The European Banking Authority will work out the details of the discounting method, under yesterday’s deal. The amount of discount that is granted will depend in part of how long payment of that part of the bonus award is deferred. The discounting would only apply to securities that could be written down in a crisis.
The bonus restrictions faced opposition from the U.K. Chancellor of the Exchequer George Osborne, who said that the plan could drive up fixed salaries at banks and damage the competitiveness of the nation’s financial services industry.
Since the law won’t take effect before January 2014, it would be impossible to limit bonuses based on 2013 performance, said Vicky Ford, a fellow Tory, who sits in the EU Parliament.
The deal, which must be formally ratified by governments and the EU parliament, means that the bloc is close to settling how it should apply the Basel pact.
Both the EU and the U.S. missed a January 2013 deadline to begin phasing in the Basel III rules, which are scheduled to fully apply from 2019.
Barnier has called for the EU to begin applying Basel III from next year, to correspond with plans in the U.S.
The Basel III package more than triples the core reserves that lenders must hold against insolvency, compared with previous Basel standards.
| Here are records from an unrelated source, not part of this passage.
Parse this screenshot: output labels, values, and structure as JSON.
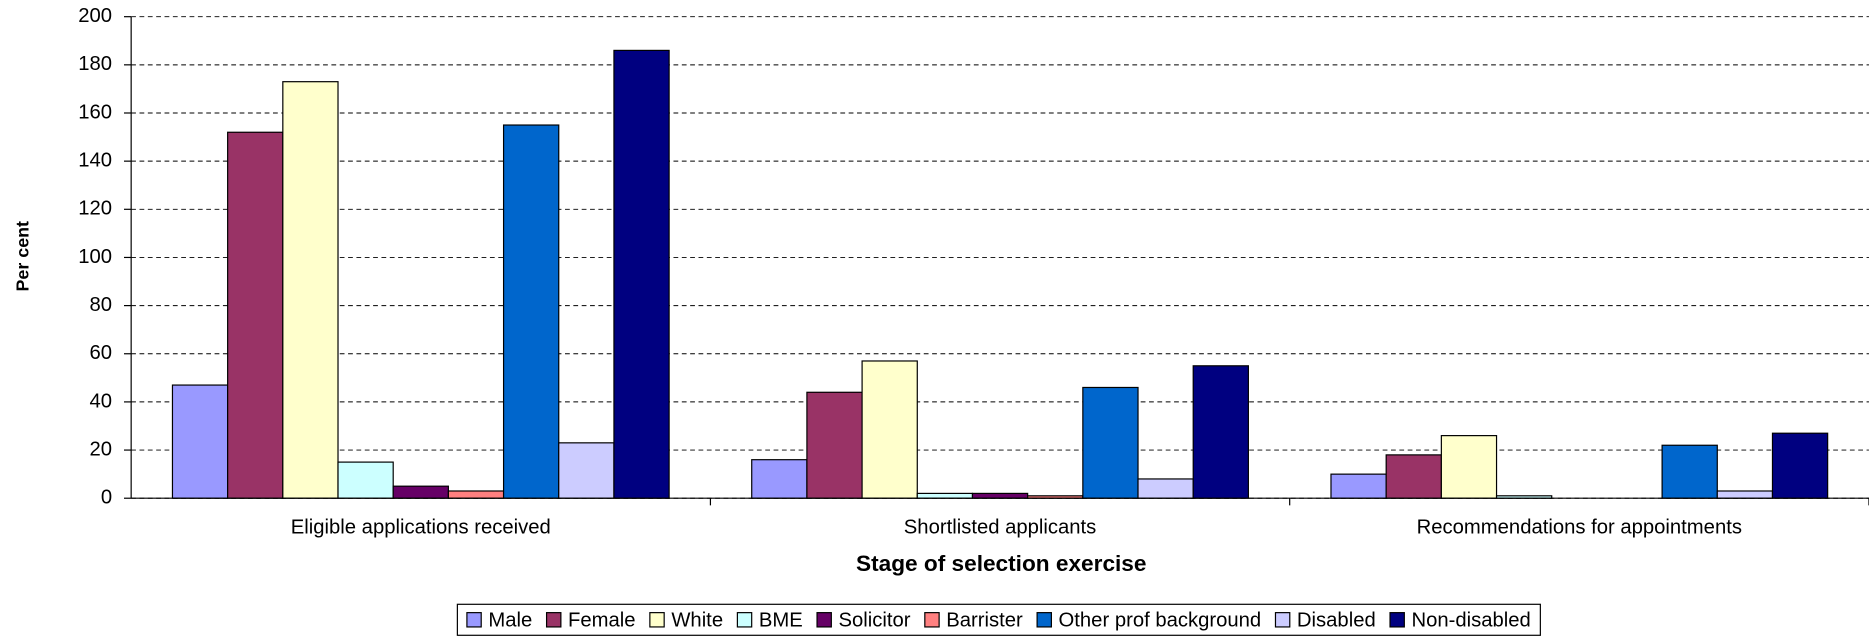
{
  "chart_data": {
    "type": "bar",
    "x_label": "Stage of selection exercise",
    "y_label": "Per cent",
    "categories": [
      "Eligible applications received",
      "Shortlisted applicants",
      "Recommendations for appointments"
    ],
    "series": [
      {
        "name": "Male",
        "color": "#9999ff",
        "values": [
          47,
          16,
          10
        ]
      },
      {
        "name": "Female",
        "color": "#993366",
        "values": [
          152,
          44,
          18
        ]
      },
      {
        "name": "White",
        "color": "#ffffcc",
        "values": [
          173,
          57,
          26
        ]
      },
      {
        "name": "BME",
        "color": "#ccffff",
        "values": [
          15,
          2,
          1
        ]
      },
      {
        "name": "Solicitor",
        "color": "#660066",
        "values": [
          5,
          2,
          0
        ]
      },
      {
        "name": "Barrister",
        "color": "#ff8080",
        "values": [
          3,
          1,
          0
        ]
      },
      {
        "name": "Other prof background",
        "color": "#0066cc",
        "values": [
          155,
          46,
          22
        ]
      },
      {
        "name": "Disabled",
        "color": "#ccccff",
        "values": [
          23,
          8,
          3
        ]
      },
      {
        "name": "Non-disabled",
        "color": "#000080",
        "values": [
          186,
          55,
          27
        ]
      }
    ],
    "ylim": [
      0,
      200
    ],
    "yticks": [
      0,
      20,
      40,
      60,
      80,
      100,
      120,
      140,
      160,
      180,
      200
    ],
    "grid": true,
    "legend": "bottom"
  }
}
The Basel Committee on Banking Supervision, which brings together regulators from 27 nations including the U.S, U.K. and China, warned last year that the EU implementation plans may not be fully in line with Basel III.
The EU implementation plans must still be voted on by the parliament, and formally approved by national governments, before they can take effect.
Osborne, who delivered his annual budget to the U.K. parliament yesterday, is wary of extra financial regulation that may weigh on the British economy that’s at risk of falling into a third recession in five years.
He said the forecast for U.K. economic growth this year was cut by half as he lowered corporation tax rates and set out an updated central-bank remit to aid Britain’s recovery.
Barclays Plc, the U.K.’s second-largest bank by assets, said yesterday it paid nine senior executives 40.3 million pounds ($61 million) in bonuses, less than a year after the bank was fined for manipulating benchmark interest rates.
UCITS, or Undertakings for Collective Investment in Transferable Securities, had more than 6 trillion euros ($7.8 trillion) under management as at April 2012, according to the European Commission.
Today’s parliament vote to limit the pay of UCITS managers is a mistake, Syed Kamall, a U.K. lawmaker in the assembly, said.
“It is vital that member states resist this hugely damaging initiative which will be bad for investors and for transparency,” Kamall said in an e-mail. “It is a wholly inappropriate initiative and legally unsound.”